Jk

Jk jokes

TikTok

Me: "Comment if you love yourself and give me a reason."

Friends: comments give reason.

Me: "Notice how I commented nothing."

Day later:

Mom: Let me see your TikTok.

Me: Shows her the video.

Mom: calls suicide.

JK, she just beat me for posting a video on her.

Life

More expresso, less depresso. Jk, let's all drink bleach cuz life is a bitch.

Touch

Me: Hey friend!

Friend: Yes?

Me: What is the missing sense? Seeing, smelling, _, tasting, hearing.

Friend: Touch.

Me: What do you spawn on Minecraft always? (jk only 99.99%)

Friend: Grass.

Me: And you get?

Friend: Touch grass.

Author

How does the author of Harry Potter get around?

She walks, JK, Rowling!

Phone

How on God's green earth does my boyfriend have a phone?

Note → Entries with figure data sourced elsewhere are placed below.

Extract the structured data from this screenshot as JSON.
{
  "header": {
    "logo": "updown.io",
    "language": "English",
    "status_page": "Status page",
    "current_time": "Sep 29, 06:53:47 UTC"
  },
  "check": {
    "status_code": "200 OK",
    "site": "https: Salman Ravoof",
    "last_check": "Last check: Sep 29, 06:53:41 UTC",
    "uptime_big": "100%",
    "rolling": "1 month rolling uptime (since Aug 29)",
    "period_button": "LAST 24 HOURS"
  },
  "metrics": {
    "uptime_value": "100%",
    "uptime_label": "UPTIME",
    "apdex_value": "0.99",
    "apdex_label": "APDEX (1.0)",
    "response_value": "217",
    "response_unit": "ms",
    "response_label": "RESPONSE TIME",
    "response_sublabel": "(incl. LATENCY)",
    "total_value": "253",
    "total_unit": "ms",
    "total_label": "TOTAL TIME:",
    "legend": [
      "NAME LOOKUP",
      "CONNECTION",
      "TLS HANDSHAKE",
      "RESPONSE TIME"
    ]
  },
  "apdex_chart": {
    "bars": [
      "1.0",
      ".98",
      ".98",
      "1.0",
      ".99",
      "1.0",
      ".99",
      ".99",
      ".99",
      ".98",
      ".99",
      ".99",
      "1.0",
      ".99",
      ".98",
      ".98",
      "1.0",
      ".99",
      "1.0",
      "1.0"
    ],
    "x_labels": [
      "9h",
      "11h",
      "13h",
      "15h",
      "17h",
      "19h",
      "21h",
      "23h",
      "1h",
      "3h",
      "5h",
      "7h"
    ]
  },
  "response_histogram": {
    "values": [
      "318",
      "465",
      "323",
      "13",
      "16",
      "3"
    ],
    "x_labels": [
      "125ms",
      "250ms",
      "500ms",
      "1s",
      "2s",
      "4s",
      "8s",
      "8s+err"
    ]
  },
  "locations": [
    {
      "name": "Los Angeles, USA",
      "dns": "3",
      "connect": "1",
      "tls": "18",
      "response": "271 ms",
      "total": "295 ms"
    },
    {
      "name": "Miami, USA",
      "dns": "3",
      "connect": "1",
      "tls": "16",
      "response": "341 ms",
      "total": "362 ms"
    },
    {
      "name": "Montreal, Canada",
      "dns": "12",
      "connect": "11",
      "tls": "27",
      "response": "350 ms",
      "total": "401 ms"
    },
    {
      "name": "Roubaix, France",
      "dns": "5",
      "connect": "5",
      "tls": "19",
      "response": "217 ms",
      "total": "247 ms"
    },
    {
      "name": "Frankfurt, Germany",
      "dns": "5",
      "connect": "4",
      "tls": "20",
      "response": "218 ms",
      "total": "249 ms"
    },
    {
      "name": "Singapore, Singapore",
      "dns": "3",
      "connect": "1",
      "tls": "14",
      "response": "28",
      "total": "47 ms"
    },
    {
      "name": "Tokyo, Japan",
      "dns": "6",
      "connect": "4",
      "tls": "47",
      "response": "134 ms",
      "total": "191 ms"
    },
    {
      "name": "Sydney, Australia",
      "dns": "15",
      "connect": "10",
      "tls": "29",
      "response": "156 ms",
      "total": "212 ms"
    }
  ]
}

JK WE NEED TO TALK ILL TYPE THE SECRET CODE (YOU'LL KNOW WHAT IT MEANS.) GREEN PUSSY CAT LIKES BANNANS.

Top

Jk: Jimin, why are you so small?

Jm: Excujjimi?

Jk: No offense, Jim.

Jm: Yah, call me hyung!

Jk: But I'm bigger.

Jm: I'm older!

Jk: I'm the top and you're the bottom, so I don't think it's right to call you hyung.

Jm:......

Site

Hi everyone that is mean to freshfry, Addison Banks, Drew, watersharky, Gwen, and jk master, fucking get off this site, bullies! I love everyone here except the bullies!

Cancer

What do kids with cancer and cancer jokes have in common?

CANCER!

Just kidding, they are both fun to laugh at.

Glove

Guess what Sally got for Christmas? Gloves! Jk, she still hasn't opened it.

Glove

What did the boy with no hands get for his birthday?

Gloves!

JK, he hasn't opened it yet.

Apology

Mom: I apologize, Sam, for being so mean to you. <3

Sam: Thank you, Mother, for your apology.